Ao cruzar uma banca de jornal num dia desses, eis que me deparo como uma Leandra Leal na capa de uma revista. Ostenta um lema, inscrito sobre a camiseta branca: #precisamos falar sobre aborto. O ar é de campanha, de mobilização. A publicação em questão é a revista TPM, da Trip Editora.
De cara, pelo histórico da mesma, desconfio de que abordagem não seja assim tão “neutra” e democrática como sugere o título da campanha. Prefiro, porém, me contrariar e acreditar que o trabalho jornalístico tenha sido apresentar as diversas vozes e opiniões sobre o assunto.
Quando há este ideário de aplicar a maior isenção possível na apuração de uma reportagem, quem ganha é o leitor, abastecido por diferentes teses e argumentos. Mesmo quando exista um posicionamento claro de uma publicação sobre um tema em específico – que sempre é saudável, se reservado aos editoriais –, ele jamais deve se furtar de ouvir vozes dissonantes, buscar as incoerências e paradoxos.
"Não acredito que a descriminalização vai resolver o problema. Vamos apenas trocar os modelos de caixões"
No miolo da revista, lá estava o material preparado e com muitas fontes consultadas, o que demonstra uma possível abordagem aprofundada sobre a questão. Seu conteúdo, porém, estava muito distante da provocação colocada no chamariz da capa. Falar sobre o aborto, ao menos na TPM, só é possível desde que seja para encampar a descriminalização do ato. Não encontrei uma opinião contrária nas oito páginas reservadas ao “debate”.
O problema, talvez, seja a confusão que se cria entre o que é campanha e o que é reportagem. A linguagem é jornalística, mas o objetivo é um só: sustentar uma espécie de manifesto. A certa altura, parecia até texto partidário ou de ONG. Nomes de personalidades, em sua maioria da área artística e da mídia, reforçam o tom de abaixo-assinado.
Como leitor atento, fiquei decepcionado. Suscitar debates, provocar dúvidas, é o que move o faro e a realização jornalística. Foi o que me fez comprar a revista. Demorei para entender que se tratava de uma campanha. E campanhas tem um lado só.
"A autonomia do presente, ao meu ver, jamais será argumento suficiente para roubar o futuro de crianças"
Confrontar opiniões é o melhor exercício para apurar (ou abalar) as próprias convicções. Sou contra a legalização do aborto, em consonância com o que pensa a revista Cidade Nova. E os motivos são vários, que vão além das crenças religiosas. Acho, sim, que o debate é moral e não só prático, como defendem muitos abortistas.
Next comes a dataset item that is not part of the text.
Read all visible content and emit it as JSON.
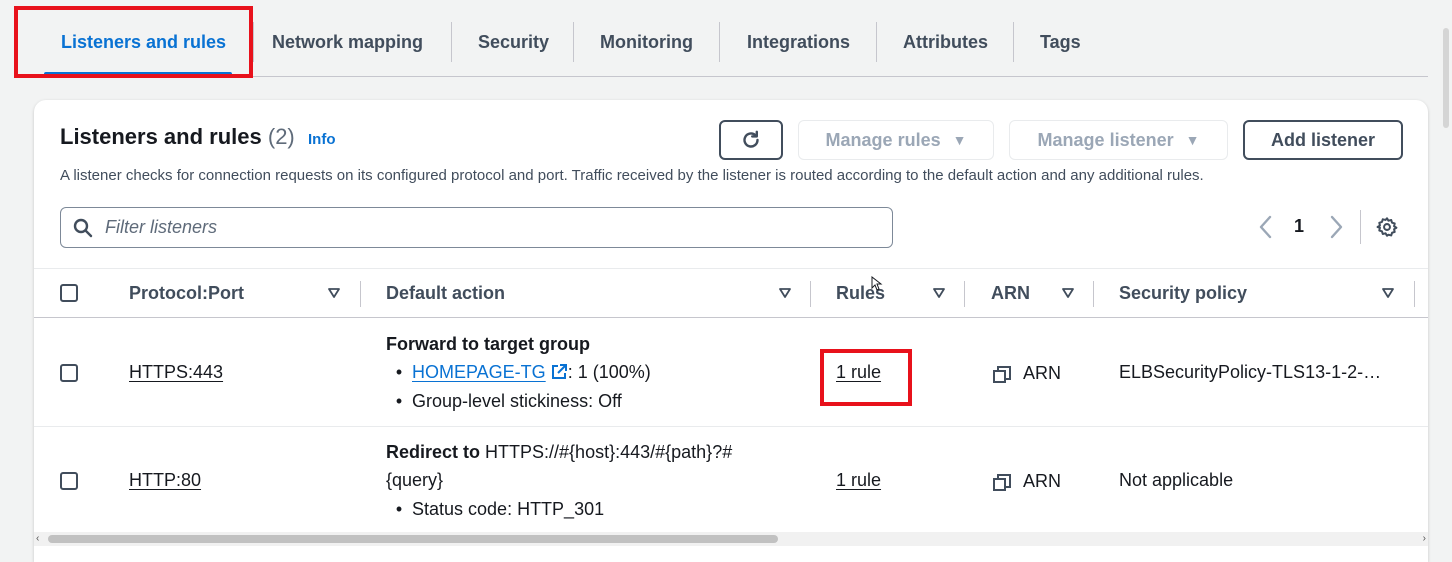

Entendo que há uma mortalidade expressiva de mulheres no Brasil que praticam o aborto em lugares clandestinos. Mas não acredito que a descriminalização vai, necessariamente, resolver o problema. Vamos apenas trocar os modelos de caixões.
A autonomia do presente, ao meu ver, jamais será argumento suficiente para roubar o futuro de crianças. Quem descreve isso com precisão é escritor português João Pereira Coutinho, em artigo para a Folha. Eis um trecho: “Creio que uma sociedade será tão mais civilizada quanto maior for a proteção jurídica concedida a esse 'ser vivo em potência’. Porque, como diria Henry Miller (1891-1980), escritor americano que está longe de ser um beato, ‘não conheço maior crime do que matar o que luta para nascer’”.
Concordo com a premissa da TPM: existe um tabu na discussão sobre o aborto no Brasil, relegado normalmente apenas ao período eleitoral. Respeito também a campanha promovida pela revista, ainda que não concorde com seu teor. Se há a coragem em projetar a hashtag #precisamos falar sobre aborto, é preciso ser honesto com o que isso sugere. Vozes silenciadas, é bom lembrar, há por todos os lados.